Sa essere anche ironico, brillante il cardinale Zuppi. Anche di fronte ai tempi più inquietanti non perde mai il sorriso. Piace alla gente anche per questo. «Lo Spirito Santo è il migliore algoritmo – sostiene – la tradizione è importante, va amata, rispettata, difesa. Ma la conservazione non deve essere ibernazione. La tradizione va portata avanti. Dobbiamo esserle fedeli, ma saperla vivere nel presente». Cita Don Primo Mazzolari, il prete interventista divenuto pacifista: «…Speranza è riuscire a vedere anche nelle fitte nebbie di ottobre le messi mature di giugno…».
Al termine la gente gli fa ressa intorno. Per stringergli la mano, incoraggiarlo. Lui non si sottrae, continua a sorridere, disponibile, aperto anche alla battuta. Qualcuno ha dei doni per lui. Fra gli altri la dottoressa Maria Rosaria Sarcina, presidentessa della Fondazione “Mauro Crocetta”. Gli consegna un volume dal titolo eloquente. Il sentimento del dolore.
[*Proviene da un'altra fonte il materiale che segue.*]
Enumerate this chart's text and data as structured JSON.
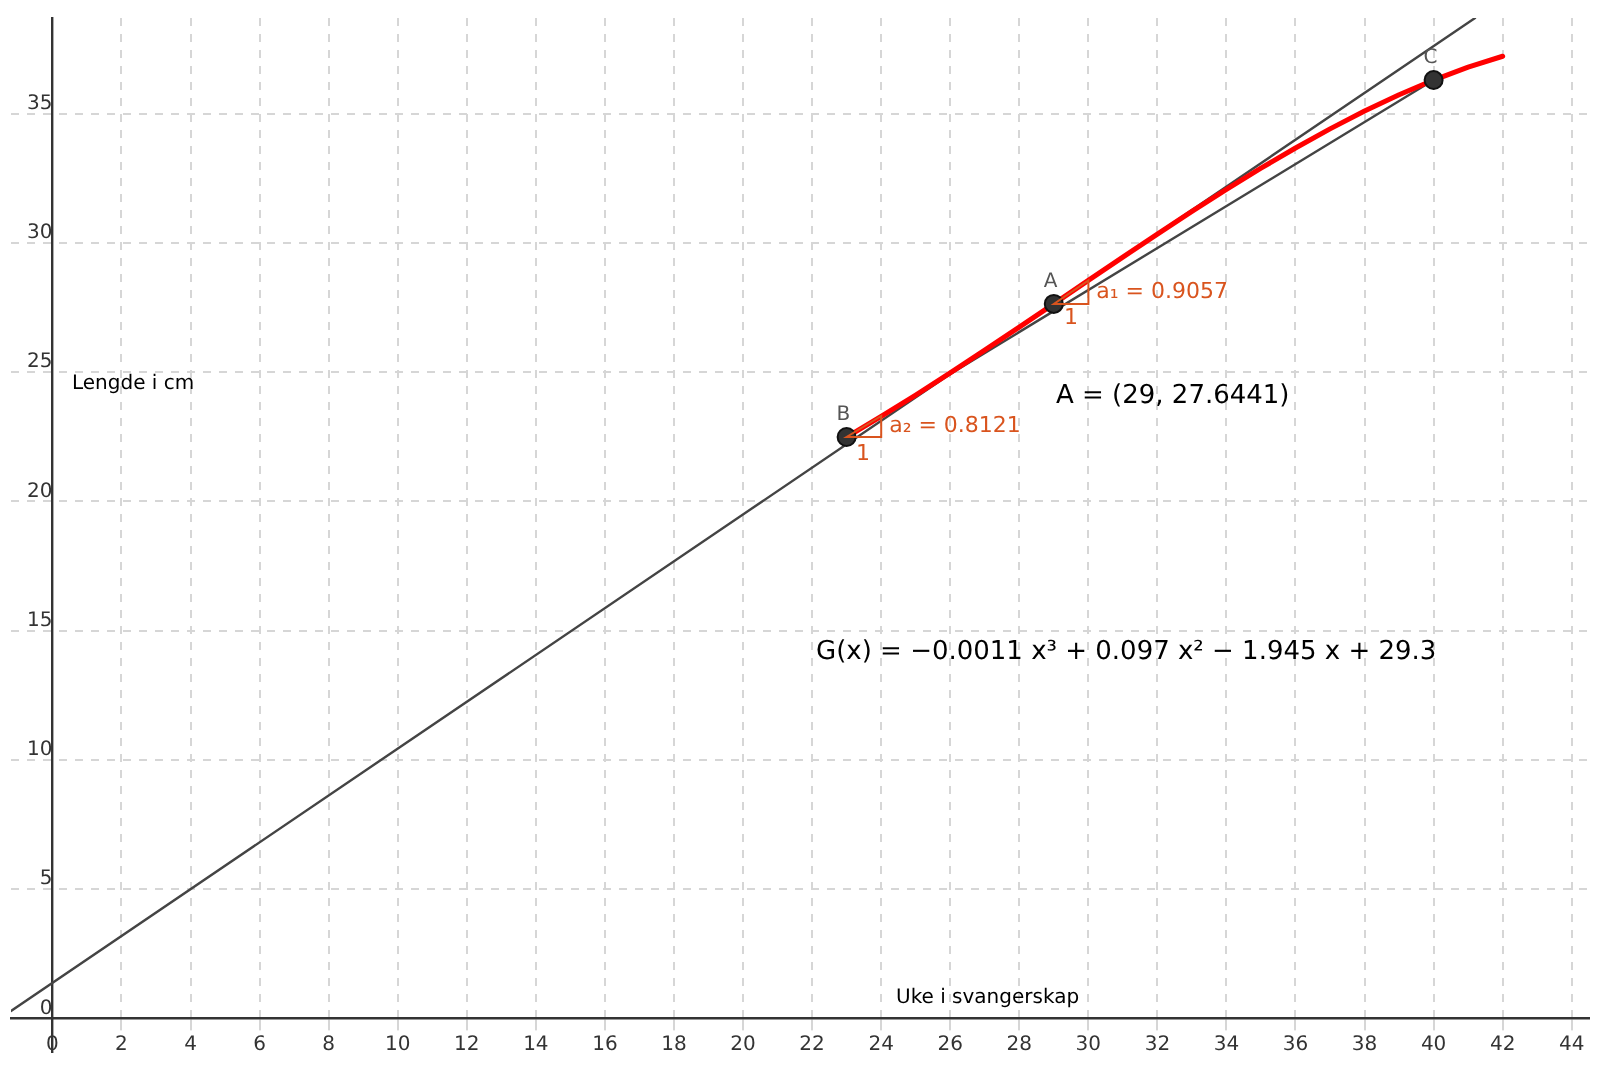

Contiene poesie, e foto di sculture dell’artista pugliese ma ascolano di adozione. Versi che risalgono al 1991, scritti sotto l’onda emotiva della prima guerra del golfo. Angosce dell’artista quasi profetiche, tornate di stretta attualità oggi, ma cresciute, progressivamente, negli anni, da allora. Alimentate dall’interesse economico di pochi, dalla complice e dissennata inettitudine politica di molti governi, e coperte da una narrazione mediatica quasi sempre distorta.
Matteo Zuppi compirà settant’anni il prossimo ottobre. È stato fra i papabili nell’ultimo conclave. Qualcuno gli dice: «Eminenza, abbiamo, noi tutti, tanto sperato di vedere lei affacciarsi, vestito di bianco, a quel balcone su Piazza San Pietro l’otto maggio scorso…». Lui sorride ancora, divertito. E risponde «Io no…».